Pemberian kredit tanpa analisis terlebih dahulu akan sangat membahayakan bank. Nasabah dalam hal ini dengan mudah memberikan data-data fiktif sehingga kredit tersebut sebenarnya tidak layak untuk diberikan. Akibatnya jika salah dalam menganalisis, maka kredit yang disalurkan akan sulit untuk ditagih alias macet. Namun, faktor analisis ini bukanlah penyebab utama kredit macet walaupun sebagian besar kredit macet diakibatkan salah dalam mengadakan analisis. Penyebab lainnya mungkin disebabkan oleh bencana alam yang memang tidak dapat dihindarkan oleh nasabah.

(14)

Jika kredit yang disalurkan mengalami kemacetan, maka langkah yang dilakukan untuk penyelamatan kredit tersebut beragam. Dikatakan beragam karena dilihat terlebih dahuli penyebabnya. Jika memang masih bisa dibantu, maka tindakan membantu apakah dengan menambah jumlah kredit atau dengan memperpanjang jangka waktunya. Namun, jika memang sudah tidak dapat diselamatkan kembali, maka tindakan terakhir bagi bank adalah menyita jaminan yang telah dijaminkan oleh nasabah.

2. Unsur -Unsur Kredit

Adapun unsur-unsur yang terkandung dalam pemberian suatu fasilitas kredit adalah sebagai berikut.

a.
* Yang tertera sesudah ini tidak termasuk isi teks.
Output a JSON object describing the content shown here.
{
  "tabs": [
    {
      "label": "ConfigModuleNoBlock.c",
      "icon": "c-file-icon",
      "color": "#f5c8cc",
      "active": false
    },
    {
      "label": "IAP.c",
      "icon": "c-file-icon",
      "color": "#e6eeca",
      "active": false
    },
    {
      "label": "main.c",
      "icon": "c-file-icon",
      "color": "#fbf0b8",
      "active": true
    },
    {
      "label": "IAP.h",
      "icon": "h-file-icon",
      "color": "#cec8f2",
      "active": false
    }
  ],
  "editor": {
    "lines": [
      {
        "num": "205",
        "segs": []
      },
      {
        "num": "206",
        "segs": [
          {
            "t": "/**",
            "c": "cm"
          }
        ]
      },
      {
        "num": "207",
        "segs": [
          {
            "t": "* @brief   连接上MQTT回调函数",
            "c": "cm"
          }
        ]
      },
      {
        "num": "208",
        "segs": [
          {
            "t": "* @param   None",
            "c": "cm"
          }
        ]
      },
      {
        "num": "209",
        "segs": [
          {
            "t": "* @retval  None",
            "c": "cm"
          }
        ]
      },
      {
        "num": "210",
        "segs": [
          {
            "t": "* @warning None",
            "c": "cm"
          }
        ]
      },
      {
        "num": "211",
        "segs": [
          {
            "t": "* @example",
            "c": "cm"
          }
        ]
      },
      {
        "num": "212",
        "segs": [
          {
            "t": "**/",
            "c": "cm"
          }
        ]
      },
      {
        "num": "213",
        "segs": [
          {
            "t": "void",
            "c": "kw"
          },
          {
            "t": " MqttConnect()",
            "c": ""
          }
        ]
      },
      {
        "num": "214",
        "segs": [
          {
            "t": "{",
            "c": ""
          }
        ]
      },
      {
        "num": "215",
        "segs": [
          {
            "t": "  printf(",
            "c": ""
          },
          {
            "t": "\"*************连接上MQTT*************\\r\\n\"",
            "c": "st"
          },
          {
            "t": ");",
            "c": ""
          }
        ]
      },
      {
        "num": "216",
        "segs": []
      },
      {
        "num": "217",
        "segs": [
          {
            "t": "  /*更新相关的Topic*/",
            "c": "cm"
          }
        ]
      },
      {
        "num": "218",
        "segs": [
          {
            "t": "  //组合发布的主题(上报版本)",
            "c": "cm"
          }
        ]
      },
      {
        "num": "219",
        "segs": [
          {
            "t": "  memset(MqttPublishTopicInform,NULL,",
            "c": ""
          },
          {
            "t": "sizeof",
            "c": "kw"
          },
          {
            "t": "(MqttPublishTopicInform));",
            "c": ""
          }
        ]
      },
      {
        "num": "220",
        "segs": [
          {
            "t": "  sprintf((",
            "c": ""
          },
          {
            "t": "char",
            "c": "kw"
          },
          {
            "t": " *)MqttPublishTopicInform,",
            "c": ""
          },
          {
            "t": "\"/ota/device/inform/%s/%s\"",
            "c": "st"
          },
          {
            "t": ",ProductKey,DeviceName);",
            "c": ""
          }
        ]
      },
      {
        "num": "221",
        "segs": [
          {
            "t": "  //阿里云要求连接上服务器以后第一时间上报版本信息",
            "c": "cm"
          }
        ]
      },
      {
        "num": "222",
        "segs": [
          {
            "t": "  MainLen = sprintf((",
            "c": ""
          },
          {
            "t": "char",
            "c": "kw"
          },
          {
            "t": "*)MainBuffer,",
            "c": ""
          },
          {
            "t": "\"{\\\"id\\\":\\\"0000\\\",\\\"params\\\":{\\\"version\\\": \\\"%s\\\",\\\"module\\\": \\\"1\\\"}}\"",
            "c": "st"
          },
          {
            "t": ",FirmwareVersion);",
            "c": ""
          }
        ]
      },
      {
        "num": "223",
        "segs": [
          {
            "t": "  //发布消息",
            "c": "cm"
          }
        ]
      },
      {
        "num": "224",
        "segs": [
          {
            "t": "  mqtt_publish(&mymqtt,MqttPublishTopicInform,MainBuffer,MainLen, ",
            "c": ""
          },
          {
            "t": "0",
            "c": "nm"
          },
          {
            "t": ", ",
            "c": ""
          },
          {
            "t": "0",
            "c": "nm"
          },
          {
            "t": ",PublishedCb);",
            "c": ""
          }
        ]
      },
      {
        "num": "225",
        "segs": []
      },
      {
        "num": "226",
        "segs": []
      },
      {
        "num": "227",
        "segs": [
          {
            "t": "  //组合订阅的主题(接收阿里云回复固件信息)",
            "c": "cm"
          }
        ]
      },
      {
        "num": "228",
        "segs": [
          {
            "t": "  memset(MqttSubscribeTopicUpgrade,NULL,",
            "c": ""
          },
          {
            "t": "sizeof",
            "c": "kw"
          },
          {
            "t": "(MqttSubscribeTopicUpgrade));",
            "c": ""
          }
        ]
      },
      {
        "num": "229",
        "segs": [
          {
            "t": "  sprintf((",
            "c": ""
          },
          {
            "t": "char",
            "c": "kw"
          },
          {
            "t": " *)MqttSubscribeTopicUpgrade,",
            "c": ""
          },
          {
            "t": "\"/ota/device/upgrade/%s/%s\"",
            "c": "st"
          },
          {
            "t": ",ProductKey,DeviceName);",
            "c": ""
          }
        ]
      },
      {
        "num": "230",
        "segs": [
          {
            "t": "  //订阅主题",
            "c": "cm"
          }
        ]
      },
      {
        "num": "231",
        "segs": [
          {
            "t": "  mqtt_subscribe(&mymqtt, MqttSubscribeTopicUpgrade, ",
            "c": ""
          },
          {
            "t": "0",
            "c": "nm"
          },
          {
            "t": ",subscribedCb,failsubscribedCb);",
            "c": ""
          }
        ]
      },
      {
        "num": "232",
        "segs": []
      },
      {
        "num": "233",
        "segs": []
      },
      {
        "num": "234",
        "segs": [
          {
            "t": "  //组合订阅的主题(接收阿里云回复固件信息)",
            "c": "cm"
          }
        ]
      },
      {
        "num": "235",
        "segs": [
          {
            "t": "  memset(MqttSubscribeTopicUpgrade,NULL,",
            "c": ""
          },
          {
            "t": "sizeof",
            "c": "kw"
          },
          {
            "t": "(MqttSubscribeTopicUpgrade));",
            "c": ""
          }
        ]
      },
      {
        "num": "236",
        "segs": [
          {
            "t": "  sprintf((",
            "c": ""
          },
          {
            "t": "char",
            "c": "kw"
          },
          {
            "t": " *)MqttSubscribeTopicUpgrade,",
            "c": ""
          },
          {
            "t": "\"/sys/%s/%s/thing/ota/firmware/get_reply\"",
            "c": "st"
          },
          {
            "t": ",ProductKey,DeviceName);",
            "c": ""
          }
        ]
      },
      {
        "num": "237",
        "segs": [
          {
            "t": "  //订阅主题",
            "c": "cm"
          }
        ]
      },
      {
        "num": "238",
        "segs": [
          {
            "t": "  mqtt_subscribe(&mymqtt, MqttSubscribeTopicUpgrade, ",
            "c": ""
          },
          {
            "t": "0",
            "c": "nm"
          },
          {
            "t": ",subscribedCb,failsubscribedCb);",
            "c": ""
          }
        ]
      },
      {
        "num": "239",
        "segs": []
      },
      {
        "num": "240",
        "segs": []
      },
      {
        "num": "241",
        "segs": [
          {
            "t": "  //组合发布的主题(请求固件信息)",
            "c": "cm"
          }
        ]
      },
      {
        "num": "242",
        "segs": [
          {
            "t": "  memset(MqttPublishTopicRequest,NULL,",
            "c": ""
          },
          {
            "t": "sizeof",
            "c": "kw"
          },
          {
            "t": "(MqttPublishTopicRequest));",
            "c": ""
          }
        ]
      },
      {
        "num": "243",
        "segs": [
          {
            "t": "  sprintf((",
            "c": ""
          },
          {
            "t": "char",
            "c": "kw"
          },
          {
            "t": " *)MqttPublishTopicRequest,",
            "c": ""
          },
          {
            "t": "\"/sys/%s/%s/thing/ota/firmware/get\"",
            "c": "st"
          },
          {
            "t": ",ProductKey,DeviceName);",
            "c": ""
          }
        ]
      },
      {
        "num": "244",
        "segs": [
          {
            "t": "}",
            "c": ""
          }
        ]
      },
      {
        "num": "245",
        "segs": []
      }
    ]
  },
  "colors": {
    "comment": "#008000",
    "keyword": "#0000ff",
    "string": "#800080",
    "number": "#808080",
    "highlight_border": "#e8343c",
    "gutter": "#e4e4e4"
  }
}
Kepercayaan

Yaitu suatu keyakinan pemberi kredit bahwa kredit yang diberikan (berupa uang, barang atau jasa) akan benar-benar diterima kembali di masa tertentu di masa datang. Kepercayaan ini diberikan oleh bank, dimana sebelumnya sudah dilakukan penelitian penyelidikan tentang nasabah baik secara intern maupun ekstern. Penelitian dan penyelidikan tentang kondisi masa lalu dan sekarang terhadap nasabah pemohon kredit.

b. Kesepakatan

Disamping unsur percaya di dalam kredit juga mengandung unsur kesepakatan antara si pemberi kredit dengan si penerima kredit. Kesepakatan ini

(15)

dituangkan dalam suatu perjanjian dimana masing-masing pihak menandatangani hak dan kewajibannya masing-masing.

c. Jangka waktu

Setiap kredit yang diberikan memiliki jangka waktu tertentu, jangka waktu ini mencakup masa pengembalian kredit yang telah disepakati. Jangka waktu tersebut bisa berbentuk jangka pendek, jangka menengah atau jangka panjang.

d. Risiko

Adanya suatu tenggang waktu pengembalian akan menyebabkan suatu risiko tidak tertagihnya/macet pemberian kredit. Semakin panjang suatu kedit semakin besar risikonya demikan pula sebaliknya. Risiko ini menjadi tanggungan bank, baik risiko yang disengaja oleh nasabah yang lalai, maupun risiko yang tidak disengaja.

e. Balas jasa

Merupakan keuntungan atas pemberian suatu kredit atau jasa tersebut yang kita kenal denagn nama bunga. Balas jasa dalam bentuk bunga dan biaya administrasi kredit ini merupakan keuntungan bank. Sedangkan bagi bank yang berdasarkan prinsip syariah balas jasanya ditentukan dengan bagi hasil.

(16)

3. Tujuan Kredit

Pemberian suatu fasilitas kredit mempunyai tujuan tertentu. Tujuan pemberian kredit tersebut tidak akan terlepas dari misi bank tersebut didirikan. Adapun tujuan utama pemberian kredit adalah sebagai berikut.

a. Mencari keuntungan

Yaitu bertujuan untuk memperoleh hasil dari pemberian kredit tersebut. Hasil tersebut terutama dalam bentuk bunga yang diterima oleh bank sebagai balas jasa dan biaya administrasi kredit yang dibebankan kepada nasabah. Keuntungan ini penting untuk kelangsungan hidup bank. Jika bank yang terus-menerus menderita kerugian, maka besar kemungkinan bank tersebut akan dilikuidasi (dibubarkan).

a. Membantu usaha nasabah

Tujuan lainnya adalah untuk membantu usaha nasabah yang memerlukan dana, baik dana investasi maupun dana untuk modal kerja. Dengan dana tersebut, maka pihak debitur akan dapat mengembangkan dan memperluas uasahanya.

b. Membantu pemerintah

Bagi pemerintah semakin banyak kredit yang disalurkan oleh pihak perbankan, maka semakin baik, mengingat semakin kredit berarti adanya peningkatan pembangunan di berbagai sektor.

(17)

4. Jenis-Jenis Kredit

Beragam jenis kegiatan usaha mengakibatkan beragam pula kebutuhan akan jenis kreditnya. Dalam prakteknya kredit yang ada pada masyarakat terdiri dari beberapa jenis. Begitu juga dengan pemberian fasilitas kredit kepada masyarakat. Secara umum jenis-jenis kredit dapat dilihat dari berbagai segi antara lain sebagai berikut.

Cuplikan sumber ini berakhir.